Note: If you are viewing this article within the Help Desk widget from within the course textbook, we recommend opening the article in a new tab with the button in the top right corner (as seen below) so that the images will be easier to see.
A boxplot is a visualization of the five-number summary of a distribution, plus outliers. (For more information on the five-number summary see this article:
five-number summary).
What are the boxes and whiskers in a boxplot?
We use boxplots to show the distribution of data mainly through four quartiles. The boxplot has two whiskers (first quartile, and fourth quartile), and two smaller boxes (second quartile, and third quartile). The two small boxes together make a larger central box, and the range of that box is known as the IQR or interquartile range.
The IQR captures the middle half of the data, or the data excluding the top 25% of data and bottom 25% of data. Q1 to the Median (middle black line) represents data that fall within the second quartile, and the Median to Q3 represent the third quartile of the data.

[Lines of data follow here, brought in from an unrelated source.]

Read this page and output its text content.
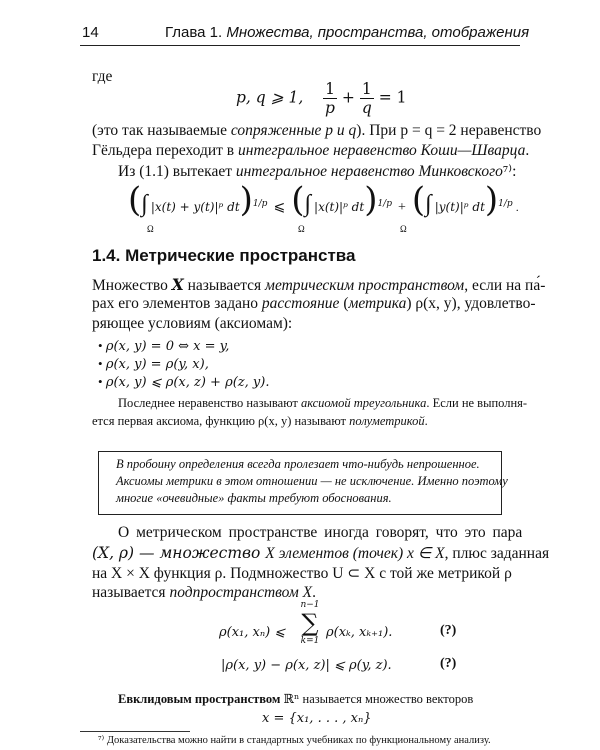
14	Глава 1. Множества, пространства, отображения
где
p, q ⩾ 1, $\frac{1}{p} + \frac{1}{q} = 1$
(это так называемые сопряженные p и q). При p = q = 2 неравенство
Гёльдера переходит в интегральное неравенство Коши—Шварца.
Из (1.1) вытекает интегральное неравенство Минковского⁷⁾:
(∫ |x(t) + y(t)|ᵖ dt)$^{1/p}$ ⩽ (∫ |x(t)|ᵖ dt)$^{1/p}$ + (∫ |y(t)|ᵖ dt)$^{1/p}$ .
Ω	Ω	Ω
1.4. Метрические пространства
Множество X называется метрическим пространством, если на па́-
рах его элементов задано расстояние (метрика) ρ(x, y), удовлетво-
ряющее условиям (аксиомам):
• ρ(x, y) = 0 ⇔ x = y,
• ρ(x, y) = ρ(y, x),
• ρ(x, y) ⩽ ρ(x, z) + ρ(z, y).
Последнее неравенство называют аксиомой треугольника. Если не выполня-
ется первая аксиома, функцию ρ(x, y) называют полуметрикой.
В пробоину определения всегда пролезает что-нибудь непрошенное.
Аксиомы метрики в этом отношении — не исключение. Именно поэтому
многие «очевидные» факты требуют обоснования.
О метрическом пространстве иногда говорят, что это пара
(X, ρ) — множество X элементов (точек) x ∈ X, плюс заданная
на X × X функция ρ. Подмножество U ⊂ X с той же метрикой ρ
называется подпространством X.
ρ(x₁, xₙ) ⩽
n−1
∑
k=1
ρ(xₖ, xₖ₊₁).	(?)
|ρ(x, y) − ρ(x, z)| ⩽ ρ(y, z).	(?)
Евклидовым пространством ℝⁿ называется множество векторов
x = {x₁, . . . , xₙ}
⁷⁾ Доказательства можно найти в стандартных учебниках по функциональному анализу.
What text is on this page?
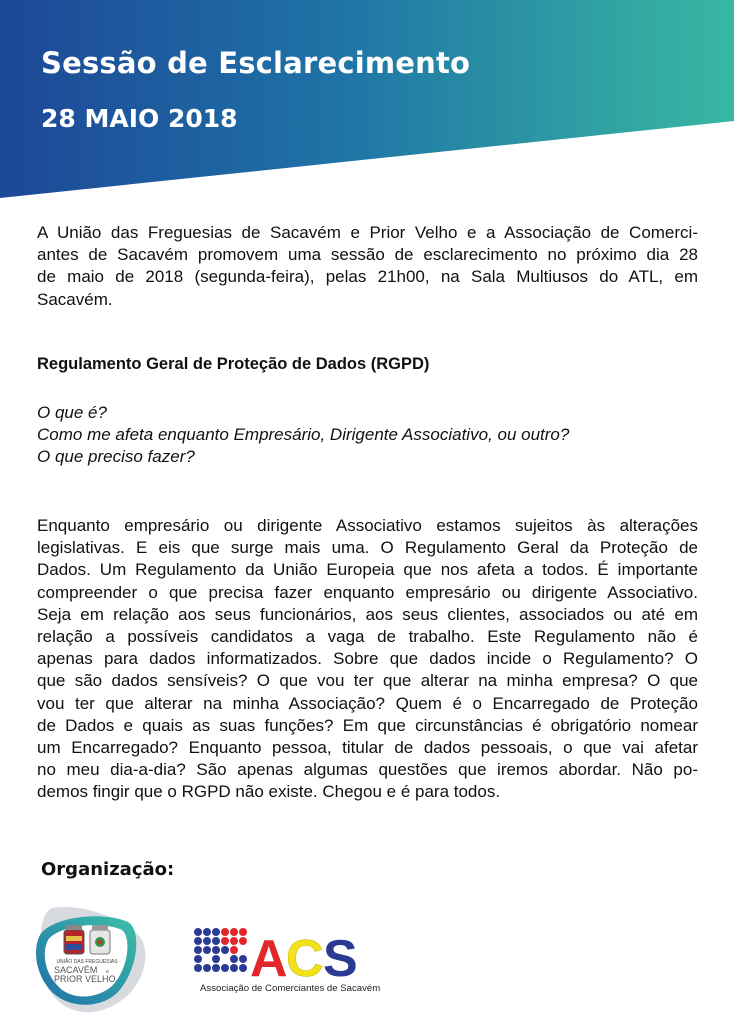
Sessão de Esclarecimento
28 MAIO 2018
A União das Freguesias de Sacavém e Prior Velho e a Associação de Comerci-
antes de Sacavém promovem uma sessão de esclarecimento no próximo dia 28
de maio de 2018 (segunda-feira), pelas 21h00, na Sala Multiusos do ATL, em
Sacavém.
Regulamento Geral de Proteção de Dados (RGPD)
O que é?
Como me afeta enquanto Empresário, Dirigente Associativo, ou outro?
O que preciso fazer?
Enquanto empresário ou dirigente Associativo estamos sujeitos às alterações
legislativas. E eis que surge mais uma. O Regulamento Geral da Proteção de
Dados. Um Regulamento da União Europeia que nos afeta a todos. É importante
compreender o que precisa fazer enquanto empresário ou dirigente Associativo.
Seja em relação aos seus funcionários, aos seus clientes, associados ou até em
relação a possíveis candidatos a vaga de trabalho. Este Regulamento não é
apenas para dados informatizados. Sobre que dados incide o Regulamento? O
que são dados sensíveis? O que vou ter que alterar na minha empresa? O que
vou ter que alterar na minha Associação? Quem é o Encarregado de Proteção
de Dados e quais as suas funções? Em que circunstâncias é obrigatório nomear
um Encarregado? Enquanto pessoa, titular de dados pessoais, o que vai afetar
no meu dia-a-dia? São apenas algumas questões que iremos abordar. Não po-
demos fingir que o RGPD não existe. Chegou e é para todos.
Organização:
UNIÃO DAS FREGUESIAS
SACAVÉM e
PRIOR VELHO	A
C S
Associação de Comerciantes de Sacavém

The length of the box or whiskers shows you how spread out those values are, but each quartile contains an equal number of data points, so even if one whisker is longer than the other it does not mean there are more data points in that whisker. If there are any outliers in a distribution, they will appear as separate data points beyond the whiskers of the boxplot.
Example
In the boxplot below, we can see the distribution of the following values (n = 12):
3, 4, 5, 8, 10, 18, 19, 19, 20, 22, 24, 29
We have 12 values, so if we include the dots for each value along with the boxplot (using the gf_jitter() function) we can see that each quartile contains 3 points. We can also see that the second and fourth quartiles have more spread than the other two quartiles
Boxplots and Outliers
If we take the same distribution above and just change the last two values from 24 and 29, to 55 and 60:
3, 4, 5, 8, 10, 18, 19, 19, 20, 22, 55, 60
We get the boxplot below:
The points that appear on a boxplot are the outliers. If they appear above the top whisker, they are outliers because R has checked whether these values are greater than Q3+1.5*IQR. If they appear below the bottom whisker, they are outliers because their values are smaller than Q1−1.5*IQR. When there are outliers, the end of the whiskers depicts the max or min value that is not considered an outlier.
What types of variables are used in a boxplot?
Also note that the boxplots above are displaying the distribution for a single, quantitative variable, and that the horizontal width of the boxes (along the x-axis, in this case) does not mean anything. If we wanted to compare boxplots across the groups of a categorical variable, we could do so, as seen below. In this case, we can compare the distribution textbook cost (a quantitative variable) for four different academic fields (a categorical variable). Again, the horizontal width of the boxes is not meaningful.
Switching the variables on each axis
We can also switch the variables for the axes of our boxplots if we prefer to view them that way, by switching the variables around the ~ in our code. For instance, the code below produces the boxplots above:
gf_boxplot(Cost ~ Field, data = TextbookCosts) %>% gf_jitter()
But if we switch around the variables, like so:
gf_boxplot(Field ~ Cost, data = TextbookCosts) %>% gf_jitter()
We get the visualization below. Notice that now the cost of the textbooks is along the x-axis now, and the groups (Field) run along the y-axis. When our boxplots are displayed in this format, now it is the vertical width of the boxes that is not meaningful.